I have been looking all day. I am installing a remote starter/alarm. I am trying to find the parking light wire. 

Every diagram i have says it's gray and in the kick panel. I have tested every gray wire in the kick panel "packet o'wires" that runs along the door jam. Actually, there is only one gray wire, and when i test it, my tester does not light up. Yes, i have it grounded.

So, where on a 05 CC Frontier with the 4.0L (if that even matters) is the parking light wire????


----------



## Z_Rated (Apr 29, 2006)

Not sure, but I'll suggest going backwards from one of the bulbs in the back to check the color and then go from there.


----------



## shayner (Mar 14, 2006)

that's were it gets tricky...

There are two parking lights. There is the one above the headlight, and the blinker. So, i need where they all come together. 

Once they leave the light, they are bundled up with the headlight wires, and wrapped up in a go back through the firewall.
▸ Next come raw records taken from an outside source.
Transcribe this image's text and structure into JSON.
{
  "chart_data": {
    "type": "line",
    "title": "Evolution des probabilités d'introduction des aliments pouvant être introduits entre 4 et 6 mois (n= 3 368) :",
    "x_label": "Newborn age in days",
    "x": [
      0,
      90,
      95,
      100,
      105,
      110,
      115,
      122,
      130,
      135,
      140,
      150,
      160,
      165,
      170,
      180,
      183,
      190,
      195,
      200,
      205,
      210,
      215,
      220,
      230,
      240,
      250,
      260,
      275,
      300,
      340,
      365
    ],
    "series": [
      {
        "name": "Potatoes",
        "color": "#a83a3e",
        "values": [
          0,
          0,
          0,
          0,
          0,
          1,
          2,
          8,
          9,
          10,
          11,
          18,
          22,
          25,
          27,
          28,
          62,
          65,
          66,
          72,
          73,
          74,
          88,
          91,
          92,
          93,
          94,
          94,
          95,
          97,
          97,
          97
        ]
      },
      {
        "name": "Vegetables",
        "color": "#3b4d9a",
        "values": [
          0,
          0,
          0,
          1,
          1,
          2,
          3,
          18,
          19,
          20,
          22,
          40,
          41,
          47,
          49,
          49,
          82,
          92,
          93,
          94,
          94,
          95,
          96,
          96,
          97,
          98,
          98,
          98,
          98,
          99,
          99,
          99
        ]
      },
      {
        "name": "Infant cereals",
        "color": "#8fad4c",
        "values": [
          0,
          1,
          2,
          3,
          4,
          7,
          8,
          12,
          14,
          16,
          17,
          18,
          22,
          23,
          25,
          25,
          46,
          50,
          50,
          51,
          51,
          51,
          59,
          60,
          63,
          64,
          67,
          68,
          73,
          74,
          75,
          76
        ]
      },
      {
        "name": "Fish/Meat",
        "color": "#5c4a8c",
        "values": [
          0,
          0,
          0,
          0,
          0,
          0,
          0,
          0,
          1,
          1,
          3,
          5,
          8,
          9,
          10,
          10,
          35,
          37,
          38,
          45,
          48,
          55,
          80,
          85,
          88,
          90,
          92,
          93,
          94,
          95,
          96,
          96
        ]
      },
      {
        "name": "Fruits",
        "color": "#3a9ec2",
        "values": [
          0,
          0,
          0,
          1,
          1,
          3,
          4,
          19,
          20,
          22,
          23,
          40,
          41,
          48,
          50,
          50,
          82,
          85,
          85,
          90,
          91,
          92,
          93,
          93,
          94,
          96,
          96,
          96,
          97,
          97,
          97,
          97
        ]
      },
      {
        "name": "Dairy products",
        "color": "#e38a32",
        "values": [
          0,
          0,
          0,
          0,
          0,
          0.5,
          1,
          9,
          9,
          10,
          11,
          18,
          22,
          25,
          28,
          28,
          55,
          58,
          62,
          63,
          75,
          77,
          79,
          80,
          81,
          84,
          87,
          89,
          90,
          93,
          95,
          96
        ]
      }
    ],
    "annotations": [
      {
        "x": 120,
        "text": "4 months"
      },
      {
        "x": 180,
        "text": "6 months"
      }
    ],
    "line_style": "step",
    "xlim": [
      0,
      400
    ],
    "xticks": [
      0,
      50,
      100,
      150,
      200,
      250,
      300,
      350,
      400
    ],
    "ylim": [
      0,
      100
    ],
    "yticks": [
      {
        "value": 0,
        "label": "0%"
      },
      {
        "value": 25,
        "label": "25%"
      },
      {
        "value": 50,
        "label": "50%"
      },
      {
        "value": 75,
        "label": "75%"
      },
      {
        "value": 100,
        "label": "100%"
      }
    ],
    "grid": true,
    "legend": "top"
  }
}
I was hoping some one would know which wire to use for a remote starter/alarm


----------



## Z_Rated (Apr 29, 2006)

No, I do not know, but I meant from the tail end of the truck... the tail lights. Just a suggestion. Good Luck, Z

Hey, from what I recall I think it is usually a brown wire both for parking/running lights and a trailer harness.


----------



## nissanmadness (Sep 18, 2006)

Why don't you tap into the tailights in the fuse panel?


----------



## golfer (Aug 21, 2006)

shayner said:


> I have been looking all day. I am installing a remote starter/alarm. I am trying to find the parking light wire.
> 
> Every diagram i have says it's gray and in the kick panel. I have tested every gray wire in the kick panel "packet o'wires" that runs along the door jam. Actually, there is only one gray wire, and when i test it, my tester does not light up. Yes, i have it grounded.
> 
> So, where on a 05 CC Frontier with the 4.0L (if that even matters) is the parking light wire????
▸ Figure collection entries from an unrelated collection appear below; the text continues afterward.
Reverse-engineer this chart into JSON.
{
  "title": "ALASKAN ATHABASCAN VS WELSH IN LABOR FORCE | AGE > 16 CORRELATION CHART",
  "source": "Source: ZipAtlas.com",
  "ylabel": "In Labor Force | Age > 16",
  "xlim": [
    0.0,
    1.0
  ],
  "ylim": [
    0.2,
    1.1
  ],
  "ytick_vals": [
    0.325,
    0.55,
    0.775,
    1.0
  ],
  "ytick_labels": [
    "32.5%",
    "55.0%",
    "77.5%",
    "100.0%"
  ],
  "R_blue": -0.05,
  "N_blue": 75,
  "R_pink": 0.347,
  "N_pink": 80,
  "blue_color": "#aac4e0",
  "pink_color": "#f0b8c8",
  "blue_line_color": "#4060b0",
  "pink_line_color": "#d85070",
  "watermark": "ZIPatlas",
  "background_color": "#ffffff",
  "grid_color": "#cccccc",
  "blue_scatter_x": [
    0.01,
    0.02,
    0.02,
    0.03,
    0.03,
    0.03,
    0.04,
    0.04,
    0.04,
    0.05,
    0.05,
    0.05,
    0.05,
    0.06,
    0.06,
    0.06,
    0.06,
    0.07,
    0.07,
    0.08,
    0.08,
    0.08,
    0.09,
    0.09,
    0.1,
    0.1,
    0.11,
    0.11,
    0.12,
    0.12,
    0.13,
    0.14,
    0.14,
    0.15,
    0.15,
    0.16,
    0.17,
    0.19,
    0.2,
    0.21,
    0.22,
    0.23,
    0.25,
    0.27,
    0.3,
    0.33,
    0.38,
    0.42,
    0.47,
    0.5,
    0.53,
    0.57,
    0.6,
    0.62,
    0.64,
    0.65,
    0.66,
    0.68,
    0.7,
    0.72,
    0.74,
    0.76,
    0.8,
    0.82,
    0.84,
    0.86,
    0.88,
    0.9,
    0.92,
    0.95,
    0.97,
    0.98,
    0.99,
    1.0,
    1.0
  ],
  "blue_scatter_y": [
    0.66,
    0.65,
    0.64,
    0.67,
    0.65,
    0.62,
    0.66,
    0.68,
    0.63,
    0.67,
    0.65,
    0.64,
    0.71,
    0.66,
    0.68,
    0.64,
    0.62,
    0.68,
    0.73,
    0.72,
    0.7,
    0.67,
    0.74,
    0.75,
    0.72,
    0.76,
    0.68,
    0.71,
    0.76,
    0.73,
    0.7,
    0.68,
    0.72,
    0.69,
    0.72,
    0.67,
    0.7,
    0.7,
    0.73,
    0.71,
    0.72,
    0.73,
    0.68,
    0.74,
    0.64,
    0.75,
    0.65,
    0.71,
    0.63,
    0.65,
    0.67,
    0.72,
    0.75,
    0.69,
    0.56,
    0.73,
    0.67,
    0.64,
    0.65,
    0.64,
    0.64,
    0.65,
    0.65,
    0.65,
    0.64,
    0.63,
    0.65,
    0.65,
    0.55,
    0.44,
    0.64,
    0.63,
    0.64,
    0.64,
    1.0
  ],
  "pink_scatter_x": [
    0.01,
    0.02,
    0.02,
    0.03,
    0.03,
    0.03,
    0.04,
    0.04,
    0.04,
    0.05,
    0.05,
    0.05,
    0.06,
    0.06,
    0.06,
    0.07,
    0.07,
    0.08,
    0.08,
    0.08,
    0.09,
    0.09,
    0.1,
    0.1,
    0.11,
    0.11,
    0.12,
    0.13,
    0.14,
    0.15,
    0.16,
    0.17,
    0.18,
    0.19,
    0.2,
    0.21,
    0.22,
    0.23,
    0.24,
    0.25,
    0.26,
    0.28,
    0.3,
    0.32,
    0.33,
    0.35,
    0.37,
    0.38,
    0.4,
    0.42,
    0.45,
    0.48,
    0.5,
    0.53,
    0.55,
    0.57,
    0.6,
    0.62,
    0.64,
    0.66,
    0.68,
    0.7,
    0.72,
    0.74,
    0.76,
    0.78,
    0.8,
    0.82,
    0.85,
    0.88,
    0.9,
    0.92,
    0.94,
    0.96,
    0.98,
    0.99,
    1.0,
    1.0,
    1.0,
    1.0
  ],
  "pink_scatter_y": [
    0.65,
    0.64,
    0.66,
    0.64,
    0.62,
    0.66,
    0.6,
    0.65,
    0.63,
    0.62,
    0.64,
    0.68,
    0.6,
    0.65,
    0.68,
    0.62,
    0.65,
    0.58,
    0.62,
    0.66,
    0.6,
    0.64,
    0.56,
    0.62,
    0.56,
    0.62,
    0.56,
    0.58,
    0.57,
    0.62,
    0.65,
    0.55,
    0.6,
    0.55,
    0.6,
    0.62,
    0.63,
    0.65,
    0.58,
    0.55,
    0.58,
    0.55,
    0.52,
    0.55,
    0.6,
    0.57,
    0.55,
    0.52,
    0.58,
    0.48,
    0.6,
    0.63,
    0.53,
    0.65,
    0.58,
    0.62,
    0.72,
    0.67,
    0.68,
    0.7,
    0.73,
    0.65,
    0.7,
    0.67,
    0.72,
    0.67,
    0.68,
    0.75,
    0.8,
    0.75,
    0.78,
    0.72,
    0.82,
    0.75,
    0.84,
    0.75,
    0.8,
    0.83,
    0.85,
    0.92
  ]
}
 First thing ; *you should not be using a test light you should be using a multimeter. An ordinary test light can and will damage control modules.*

Second thing; confirm the parking lights are functioning ( 10 amp fuses 37 & 38 ...IDPM engine compartment)

Third thing; don't try tapping into the multifunction light switch or use your test light there. This system used is CAN bus ( computer communication) you will damage the Body Control Module (BCM).

All the wiring information I have does indeed say the wire is gray and apparently located in driver's kick panel , wiring harness running toward the rear. You might confirm this by looking at the tail light wires or the side marker light wire to see what color it is.

Like I said in your other post ... when you buy things on e-bay ... no product support.

Good luck.


----------



## shayner (Mar 14, 2006)

Alright, thanks for the multimeter tip
THE WIRE IS NOT GREY!! IT IS GREEN IN A 2005 CC LE

Hooked up the multimeter, turned on the parking light, 12 volts. Turned off the parking lights, back down


----------